I have to read (or at least pretend to read) a steaming pile of scientific studies for this job, and since my brain is often in that mode, you will most likely be exposed to many liberally paraphrased chunks of academia from journals such as the Annals of Fecology (copyright on that name: mine), mixed with my own inappropriate insight. One of my goals is to teach you the Art of Awkward Conversation Using the Gastrointestinal and Genitourinary System, since I can only write on this blog and can’t be there with your soon-to-be-smaller circle of friends via the Internet. Note: I plan to make this technology available as soon as possible (working title: Doctor Colonic’s Insta-Blog Virtual Presence). Until then, you have only my words to help you along the path.

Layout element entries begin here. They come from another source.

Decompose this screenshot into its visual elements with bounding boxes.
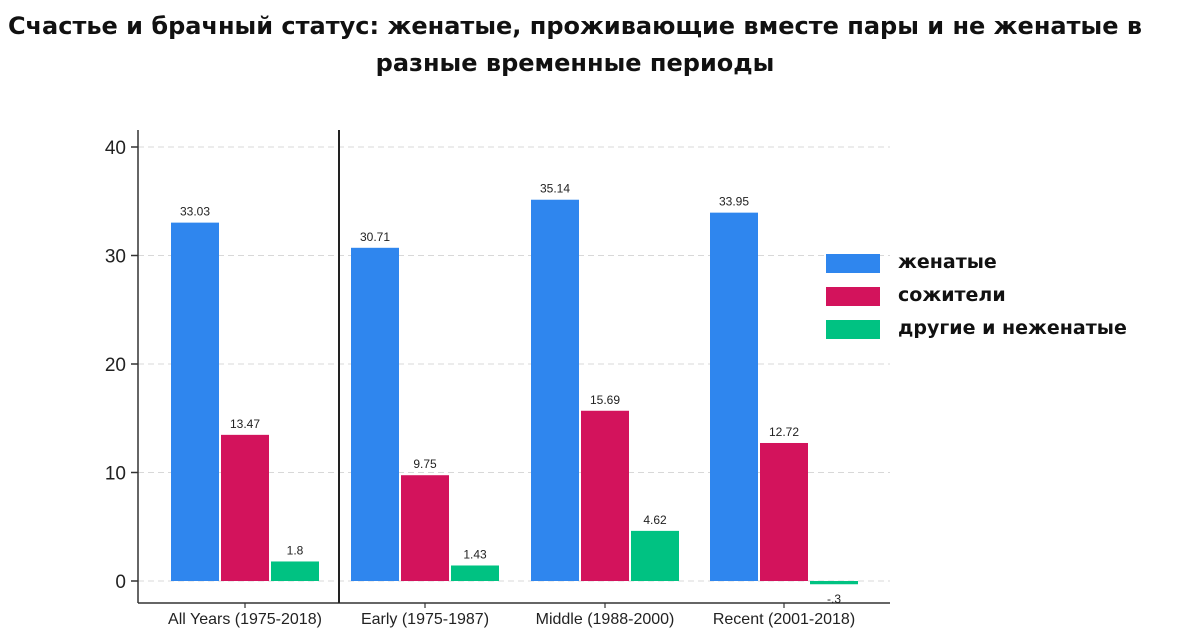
legend-swatch-cohabiting — [826, 287, 880, 306]
bar — [810, 581, 858, 585]
data-label: 33.95 — [719, 195, 749, 209]
chart-title: Счастье и брачный статус: женатые, прожи… — [7, 12, 1143, 77]
bar — [451, 565, 499, 581]
x-tick-label: All Years (1975-2018) — [168, 611, 322, 628]
data-label: 13.47 — [230, 417, 260, 431]
bar — [581, 410, 629, 581]
bar — [171, 222, 219, 581]
data-label: 9.75 — [413, 457, 437, 471]
x-tick-label: Middle (1988-2000) — [536, 611, 675, 628]
y-tick-label: 20 — [105, 355, 126, 376]
data-label: 1.8 — [287, 543, 304, 557]
bar — [631, 530, 679, 581]
y-tick-label: 0 — [115, 572, 126, 593]
y-tick-label: 40 — [105, 138, 126, 159]
data-label: 30.71 — [360, 230, 390, 244]
bar — [351, 247, 399, 581]
data-label: -.3 — [827, 592, 841, 606]
legend-swatch-other — [826, 320, 880, 339]
bar — [221, 434, 269, 581]
bar — [401, 475, 449, 581]
bar — [531, 199, 579, 581]
legend-label-other: другие и неженатые — [898, 317, 1127, 339]
data-label: 33.03 — [180, 205, 210, 219]
data-label: 15.69 — [590, 393, 620, 407]
legend-swatch-married — [826, 254, 880, 273]
x-tick-label: Early (1975-1987) — [361, 611, 489, 628]
y-tick-label: 30 — [105, 247, 126, 268]
bar — [271, 561, 319, 581]
data-label: 35.14 — [540, 182, 570, 196]
legend-label-married: женатые — [898, 251, 997, 273]
y-tick-label: 10 — [105, 464, 126, 485]
data-label: 12.72 — [769, 425, 799, 439]
bar — [760, 442, 808, 581]
data-label: 1.43 — [463, 547, 487, 561]
x-tick-label: Recent (2001-2018) — [713, 611, 855, 628]
bar — [710, 212, 758, 581]
data-label: 4.62 — [643, 513, 667, 527]
legend-label-cohabiting: сожители — [898, 284, 1006, 306]
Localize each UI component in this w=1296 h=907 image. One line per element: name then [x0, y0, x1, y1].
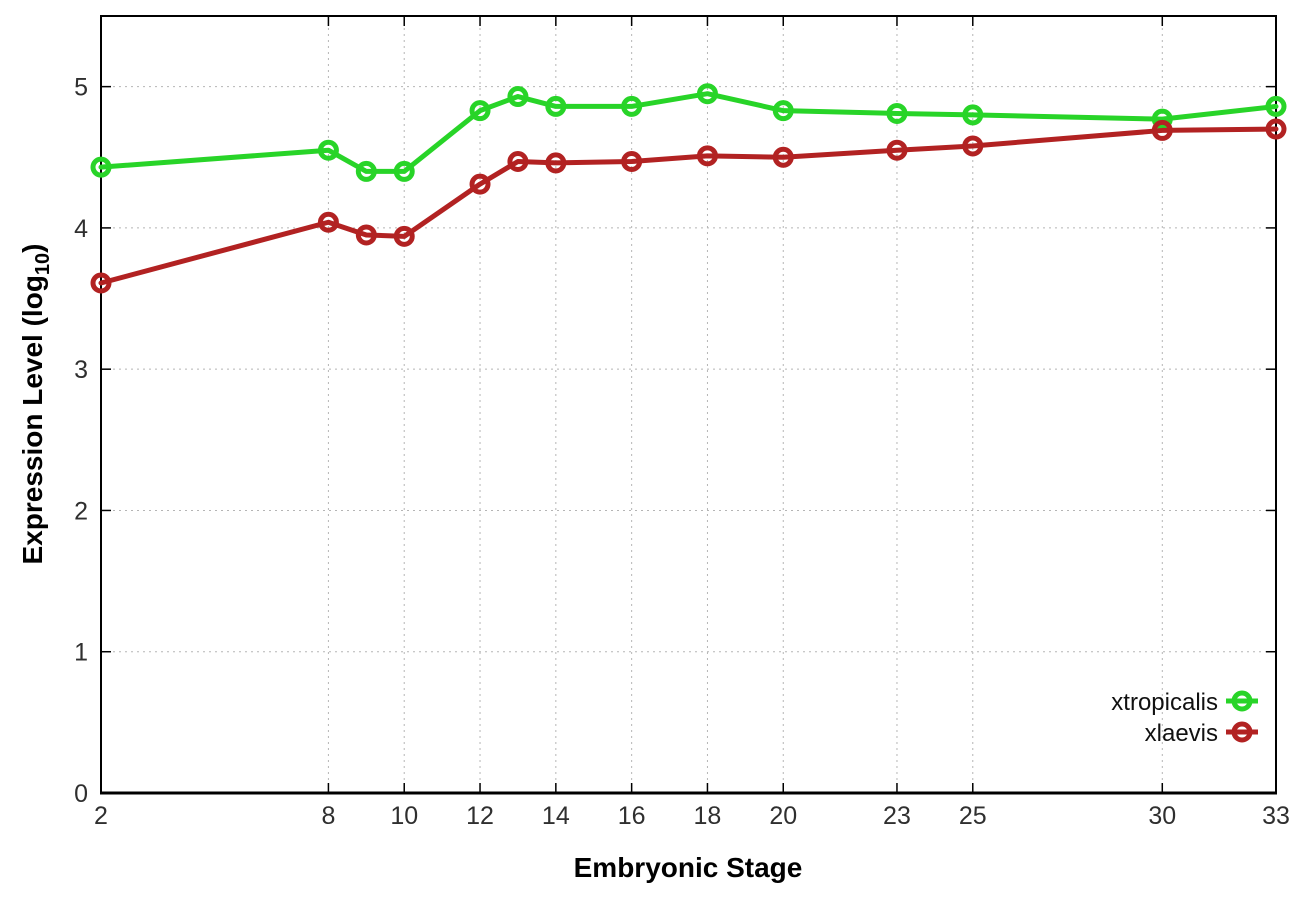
y-tick-label: 0	[74, 780, 88, 808]
data-point-xlaevis	[469, 173, 491, 195]
legend-marker-xtropicalis	[1231, 690, 1253, 712]
data-point-xlaevis	[1265, 118, 1287, 140]
data-point-xtropicalis	[621, 95, 643, 117]
grid-layer	[101, 16, 1276, 793]
data-point-xlaevis	[90, 272, 112, 294]
x-tick-label: 14	[542, 802, 570, 830]
x-tick-label: 8	[321, 802, 335, 830]
data-point-xtropicalis	[469, 100, 491, 122]
x-tick-label: 25	[959, 802, 987, 830]
x-tick-label: 16	[618, 802, 646, 830]
data-point-xtropicalis	[1265, 95, 1287, 117]
data-point-xlaevis	[1151, 119, 1173, 141]
data-point-xtropicalis	[1151, 108, 1173, 130]
legend-marker-xlaevis	[1231, 721, 1253, 743]
data-point-xlaevis	[507, 151, 529, 173]
x-tick-label: 33	[1262, 802, 1290, 830]
y-tick-label: 5	[74, 74, 88, 102]
y-axis-label-subscript: 10	[32, 253, 54, 275]
data-point-xtropicalis	[355, 160, 377, 182]
legend: xtropicalis xlaevis	[1111, 689, 1258, 747]
data-point-xtropicalis	[886, 102, 908, 124]
legend-label-xlaevis: xlaevis	[1145, 720, 1218, 747]
series-layer	[90, 83, 1287, 294]
y-tick-label: 3	[74, 356, 88, 384]
data-point-xtropicalis	[507, 86, 529, 108]
x-axis-label: Embryonic Stage	[574, 852, 803, 883]
plot-border	[100, 15, 1277, 794]
data-point-xlaevis	[886, 139, 908, 161]
data-point-xtropicalis	[545, 95, 567, 117]
legend-label-xtropicalis: xtropicalis	[1111, 689, 1218, 716]
data-point-xlaevis	[545, 152, 567, 174]
x-tick-label: 23	[883, 802, 911, 830]
data-point-xlaevis	[355, 224, 377, 246]
data-point-xtropicalis	[317, 139, 339, 161]
y-axis-label-main: Expression Level (log	[17, 275, 48, 564]
data-point-xtropicalis	[393, 160, 415, 182]
data-point-xtropicalis	[90, 156, 112, 178]
y-tick-label: 2	[74, 497, 88, 525]
data-point-xlaevis	[393, 225, 415, 247]
x-tick-label: 20	[769, 802, 797, 830]
y-tick-label: 4	[74, 215, 88, 243]
data-point-xtropicalis	[696, 83, 718, 105]
data-point-xlaevis	[621, 151, 643, 173]
y-axis-label: Expression Level (log10)	[17, 244, 54, 565]
x-tick-label: 18	[694, 802, 722, 830]
data-point-xtropicalis	[772, 100, 794, 122]
data-point-xlaevis	[696, 145, 718, 167]
data-point-xtropicalis	[962, 104, 984, 126]
tick-layer	[100, 16, 1277, 794]
y-tick-label: 1	[74, 639, 88, 667]
data-point-xlaevis	[772, 146, 794, 168]
y-axis-label-close: )	[17, 244, 48, 253]
x-tick-label: 10	[390, 802, 418, 830]
data-point-xlaevis	[962, 135, 984, 157]
x-tick-label: 30	[1148, 802, 1176, 830]
plot-frame	[100, 15, 1277, 795]
x-tick-label: 12	[466, 802, 494, 830]
data-point-xlaevis	[317, 211, 339, 233]
x-tick-label: 2	[94, 802, 108, 830]
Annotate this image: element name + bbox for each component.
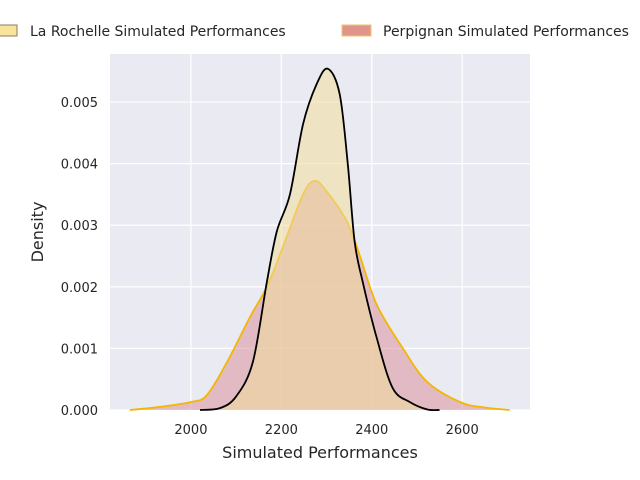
y-tick-label: 0.002 xyxy=(61,281,98,296)
x-tick-label: 2200 xyxy=(265,423,298,438)
x-tick-label: 2400 xyxy=(355,423,388,438)
y-tick-label: 0.004 xyxy=(61,158,98,173)
density-fill-la-rochelle xyxy=(199,68,440,411)
y-tick-label: 0.001 xyxy=(61,342,98,357)
y-tick-label: 0.005 xyxy=(61,96,98,111)
legend-label-perpignan: Perpignan Simulated Performances xyxy=(383,24,629,40)
legend-swatch-perpignan xyxy=(341,24,372,37)
y-tick-labels: 0.000 0.001 0.002 0.003 0.004 0.005 xyxy=(61,96,98,419)
y-tick-label: 0.003 xyxy=(61,219,98,234)
x-tick-label: 2600 xyxy=(446,423,479,438)
y-tick-label: 0.000 xyxy=(61,404,98,419)
legend: La Rochelle Simulated Performances Perpi… xyxy=(0,24,629,40)
x-axis-label: Simulated Performances xyxy=(222,443,418,462)
series-layer xyxy=(129,67,510,412)
y-axis-label: Density xyxy=(28,202,47,263)
legend-swatch-la-rochelle xyxy=(0,24,18,37)
x-tick-labels: 2000 2200 2400 2600 xyxy=(174,423,478,438)
density-line-la-rochelle xyxy=(199,67,440,412)
x-tick-label: 2000 xyxy=(174,423,207,438)
legend-label-la-rochelle: La Rochelle Simulated Performances xyxy=(30,24,286,40)
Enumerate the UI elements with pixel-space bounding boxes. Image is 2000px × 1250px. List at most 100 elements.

My name is Papa Squat and like many of you I have been taking care of business for multiple decades. I consider myself to be someone with eclectic interests ranging from the popular to the obscure. What Ken Jennings is to Jeopardy, Papa Squat is to He Shat, She Shat. I am your “jack of all trades, master of none.” I imagine this personality will come through in my writing and topic discussion. Topics will range from a technical analysis on colorectal angles to the use of cell phones in the bathroom (public vs. private, urinal vs. stall) and beyond. I am not afraid to discuss the most taboo of subjects yet hope to do so while maintaining some humor, style, and grace. Join me as we laugh, cringe, and learn together – there is much to discuss.
Doogan Howser MD
Greetings from the shadows of the everlasting porcelain throne stall. By way of introduction I am Doogan Howser MD and I am pleased to be a part of this noble endeavor of discussing the world of dooking. Due to my stubborn bowels, I spend about an hour a day on the pot taking care of business. So while I am not a real doctor, in the traditional sense of the word, I feel more than qualified to opine on the matter. Maybe you could say that the MD stands for Mad Diarrhea or Messy Dumps. You choose. I hope to assist in bringing to light what has long been kept hidden behind closed doors of graffiti-covered stalls. And you can rest assured that every one of my posts will be written whilst sitting upon the can.